- Born: 1841 Wales
- Died: April 14, 1897 (aged 55–56) Waterville, New York
- Buried: Waterville Cemetery
- Allegiance: United States of America
- Branch: United States Army
- Service years: 1862 - 1865
- Rank: Corporal
- Unit: Company H, 146th New York Volunteer Infantry Regiment
- Conflicts: Battle of Five Forks
- Awards: Medal of Honor

= David Edwards (soldier) =

Private David Edwards (1841 – April 14, 1897) was an American soldier who fought in the American Civil War. Edwards received the country's highest award for bravery during combat, the Medal of Honor, for his action during the Battle of Five Forks in Virginia on 1 April 1865. He was honored with the award on 10 May 1865.

==Biography==
Edwards was born in Wales in 1841. He joined the 146th New York Infantry in September 1862, and mustered out with his regiment in July 1865. He died on 14 April 1897 and his remains are interred at the Waterville Cemetery in Waterville, New York.

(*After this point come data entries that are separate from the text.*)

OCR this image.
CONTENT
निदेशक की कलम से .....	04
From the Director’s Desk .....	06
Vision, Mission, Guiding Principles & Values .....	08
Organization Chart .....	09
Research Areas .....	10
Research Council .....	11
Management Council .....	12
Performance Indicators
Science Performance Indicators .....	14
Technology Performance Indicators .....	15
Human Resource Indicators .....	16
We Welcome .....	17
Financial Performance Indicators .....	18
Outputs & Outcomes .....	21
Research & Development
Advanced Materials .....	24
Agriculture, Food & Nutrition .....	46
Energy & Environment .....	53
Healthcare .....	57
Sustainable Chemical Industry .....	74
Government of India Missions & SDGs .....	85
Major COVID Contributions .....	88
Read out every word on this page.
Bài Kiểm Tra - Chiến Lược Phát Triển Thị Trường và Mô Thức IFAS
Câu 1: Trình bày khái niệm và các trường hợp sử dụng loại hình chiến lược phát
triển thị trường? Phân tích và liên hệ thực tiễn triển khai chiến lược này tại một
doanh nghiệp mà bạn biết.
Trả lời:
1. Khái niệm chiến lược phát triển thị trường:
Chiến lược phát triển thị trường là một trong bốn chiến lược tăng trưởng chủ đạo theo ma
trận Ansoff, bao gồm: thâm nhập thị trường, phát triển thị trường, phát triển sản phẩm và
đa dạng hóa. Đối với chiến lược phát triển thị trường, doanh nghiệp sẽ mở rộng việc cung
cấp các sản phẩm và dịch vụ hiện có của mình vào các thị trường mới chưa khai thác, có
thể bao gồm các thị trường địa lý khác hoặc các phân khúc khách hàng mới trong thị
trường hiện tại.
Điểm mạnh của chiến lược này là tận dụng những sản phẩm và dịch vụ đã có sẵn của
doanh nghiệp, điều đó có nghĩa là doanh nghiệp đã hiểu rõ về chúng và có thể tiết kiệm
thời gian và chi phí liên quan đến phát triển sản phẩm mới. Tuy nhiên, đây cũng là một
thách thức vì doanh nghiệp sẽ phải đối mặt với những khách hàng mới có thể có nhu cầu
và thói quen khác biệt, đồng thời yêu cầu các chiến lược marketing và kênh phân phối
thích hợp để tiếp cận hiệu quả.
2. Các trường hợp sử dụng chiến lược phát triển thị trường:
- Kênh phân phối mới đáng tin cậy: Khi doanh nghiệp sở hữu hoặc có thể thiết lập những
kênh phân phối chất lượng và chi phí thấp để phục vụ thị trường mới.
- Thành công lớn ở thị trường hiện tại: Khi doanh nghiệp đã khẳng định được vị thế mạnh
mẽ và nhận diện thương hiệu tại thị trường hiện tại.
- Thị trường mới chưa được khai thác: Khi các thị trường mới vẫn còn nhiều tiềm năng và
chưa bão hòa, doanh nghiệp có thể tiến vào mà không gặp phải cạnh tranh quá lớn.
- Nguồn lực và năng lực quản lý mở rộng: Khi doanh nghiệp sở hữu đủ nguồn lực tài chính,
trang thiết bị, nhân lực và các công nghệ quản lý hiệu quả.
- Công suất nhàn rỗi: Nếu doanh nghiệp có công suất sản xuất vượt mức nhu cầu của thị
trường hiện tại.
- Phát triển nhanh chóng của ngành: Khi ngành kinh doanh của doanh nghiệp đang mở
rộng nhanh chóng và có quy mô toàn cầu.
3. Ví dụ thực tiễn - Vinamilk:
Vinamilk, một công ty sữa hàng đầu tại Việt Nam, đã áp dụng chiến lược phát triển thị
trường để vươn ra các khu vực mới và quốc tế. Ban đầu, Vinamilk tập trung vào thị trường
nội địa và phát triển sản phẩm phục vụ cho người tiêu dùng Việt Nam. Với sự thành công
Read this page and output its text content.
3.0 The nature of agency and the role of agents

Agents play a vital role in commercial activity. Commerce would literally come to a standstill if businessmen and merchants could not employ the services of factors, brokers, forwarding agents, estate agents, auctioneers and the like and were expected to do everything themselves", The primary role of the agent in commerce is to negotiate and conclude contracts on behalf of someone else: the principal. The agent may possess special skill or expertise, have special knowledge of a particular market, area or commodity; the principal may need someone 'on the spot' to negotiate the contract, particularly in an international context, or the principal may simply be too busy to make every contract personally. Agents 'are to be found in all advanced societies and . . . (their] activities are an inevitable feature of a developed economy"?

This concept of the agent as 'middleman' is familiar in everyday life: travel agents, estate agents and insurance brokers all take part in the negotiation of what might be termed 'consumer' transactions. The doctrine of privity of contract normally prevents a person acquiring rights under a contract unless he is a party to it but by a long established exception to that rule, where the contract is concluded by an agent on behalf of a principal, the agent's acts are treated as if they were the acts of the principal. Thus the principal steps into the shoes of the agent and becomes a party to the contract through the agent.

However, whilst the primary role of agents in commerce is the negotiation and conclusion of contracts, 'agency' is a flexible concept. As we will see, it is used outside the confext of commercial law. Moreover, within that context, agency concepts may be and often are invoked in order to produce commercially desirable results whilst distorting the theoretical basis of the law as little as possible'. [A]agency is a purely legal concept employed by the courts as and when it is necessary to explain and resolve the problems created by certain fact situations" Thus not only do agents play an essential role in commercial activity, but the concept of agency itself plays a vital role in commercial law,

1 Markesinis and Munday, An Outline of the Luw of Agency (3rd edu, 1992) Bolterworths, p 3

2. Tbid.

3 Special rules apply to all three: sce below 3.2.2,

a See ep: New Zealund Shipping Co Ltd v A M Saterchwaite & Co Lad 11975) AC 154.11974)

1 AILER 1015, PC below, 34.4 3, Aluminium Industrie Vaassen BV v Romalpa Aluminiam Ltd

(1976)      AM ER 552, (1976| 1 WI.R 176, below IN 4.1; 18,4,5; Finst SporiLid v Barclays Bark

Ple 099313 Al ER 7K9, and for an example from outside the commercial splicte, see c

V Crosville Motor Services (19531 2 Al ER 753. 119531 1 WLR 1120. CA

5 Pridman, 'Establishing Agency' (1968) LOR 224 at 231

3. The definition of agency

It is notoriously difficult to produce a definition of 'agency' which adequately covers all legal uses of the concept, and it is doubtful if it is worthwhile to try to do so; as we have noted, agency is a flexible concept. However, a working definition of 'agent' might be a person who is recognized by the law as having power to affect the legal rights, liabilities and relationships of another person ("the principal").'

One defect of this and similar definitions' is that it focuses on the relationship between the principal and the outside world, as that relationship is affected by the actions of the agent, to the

==Medal of Honor citation==

The President of the United States of America, in the name of Congress, takes pleasure in presenting the Medal of Honor to Private David Edwards, United States Army, for extraordinary heroism on 1 April 1865, while serving with Company H, 146th New York Infantry, in action at Five Forks, Virginia, for capture of flag.